He stood before a shallow pool of water in a court of algae-climbing stone. The reflection of a man armored in overlapping plates, dressed in a ceremonial red cloak clasped to shoulder-rings, and belted with newly christened weapons stared back. Somewhere beneath the surface of that reflection siphoned the only pure thing in this cursed land: the only source of water fit to drink. This world of nothingness surrounding the stone oasis was fertile as freshly turned soil, but the crop was no grain for men to consume. From such poisoned cracks sprang bulges of putrid flesh swarming with oily blood. Fissures of souls in the shape of men, half alive, churned their beds as gardeners to their plots, breeding an army to send the most majestic of men weeping to their knees. Or, the most majestic of women to their knees: begging for mercies he would not show them. The women of Tar Valon would weep a thousand tears beneath the sweep of chaos to come.
A gauntleted fist closed secure around the hilt of a virgin sword. The blade was once touched by those same soulless bodies working thakan'dar . He would need to be careful cleaning it once war broke.
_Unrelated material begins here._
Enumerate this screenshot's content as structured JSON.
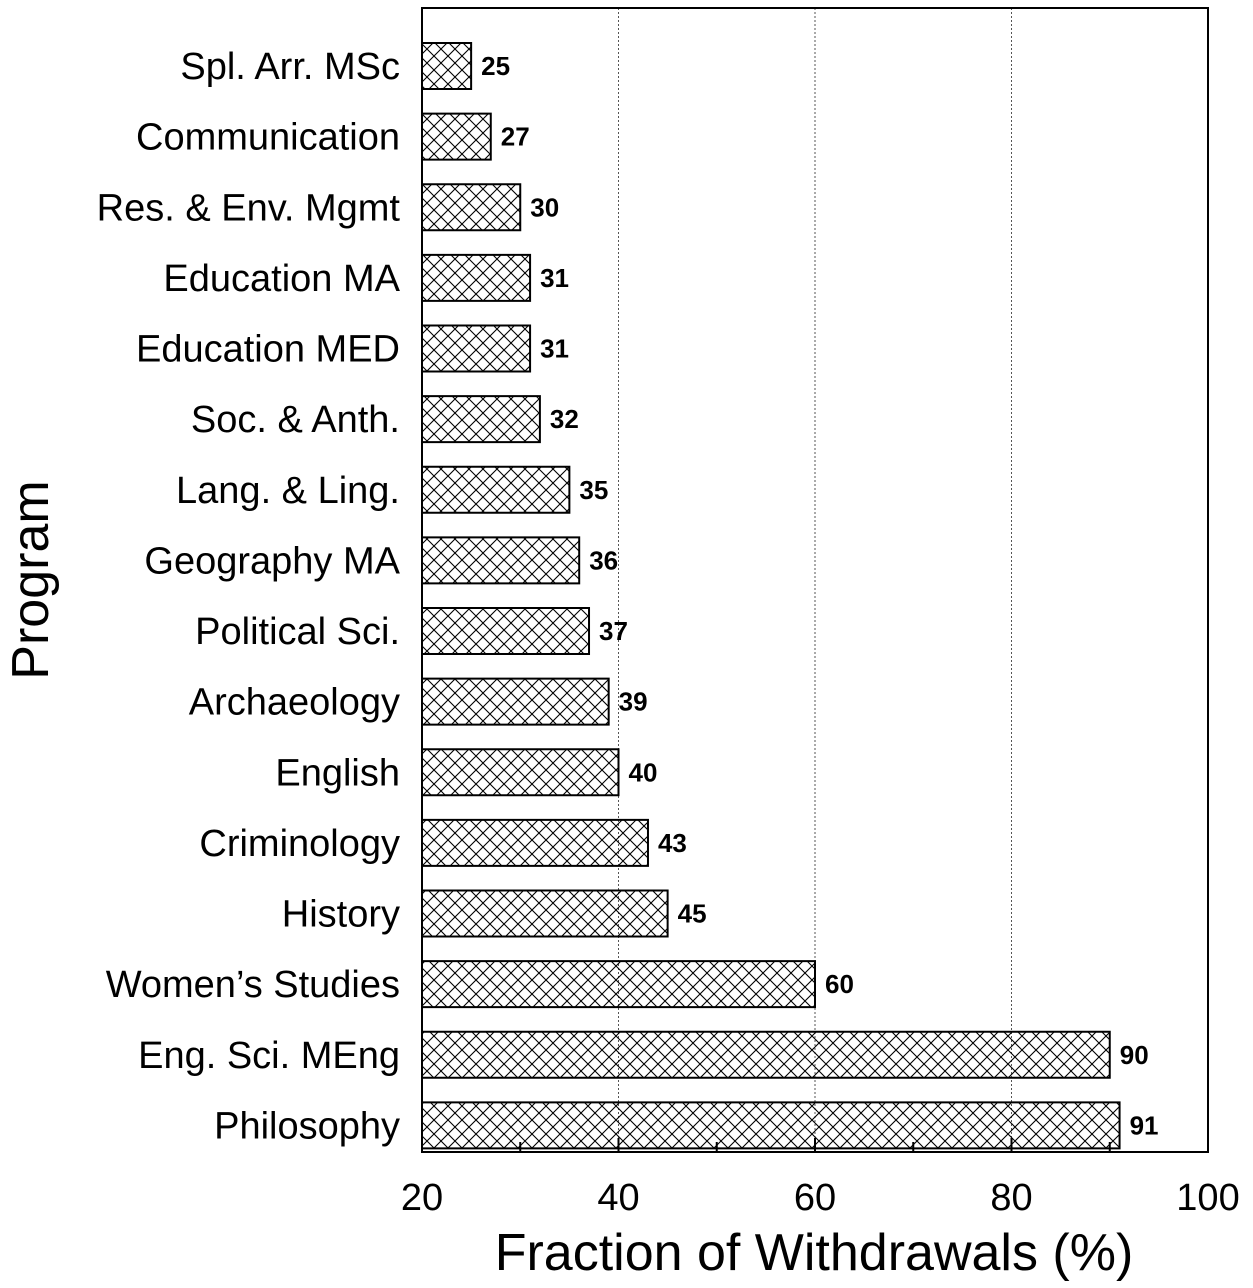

For soon the day would come it would taste its first blood, and its master intended to avoid falling to his own mortality from a mere scratch.
To sleep. He lay without; remembering sporadically, reliving choice moments piercing his mental prison. The Hand returned hour after hour, or perhaps day after day, although he'd left the promise of a bath 'tomorrow' ringing temptation in his ears. He bore food and drink, and slowly something not quite strength nor quite relief perfused muscle again and washed the throb of wounds aside, but he had not the mind to follow nor care why.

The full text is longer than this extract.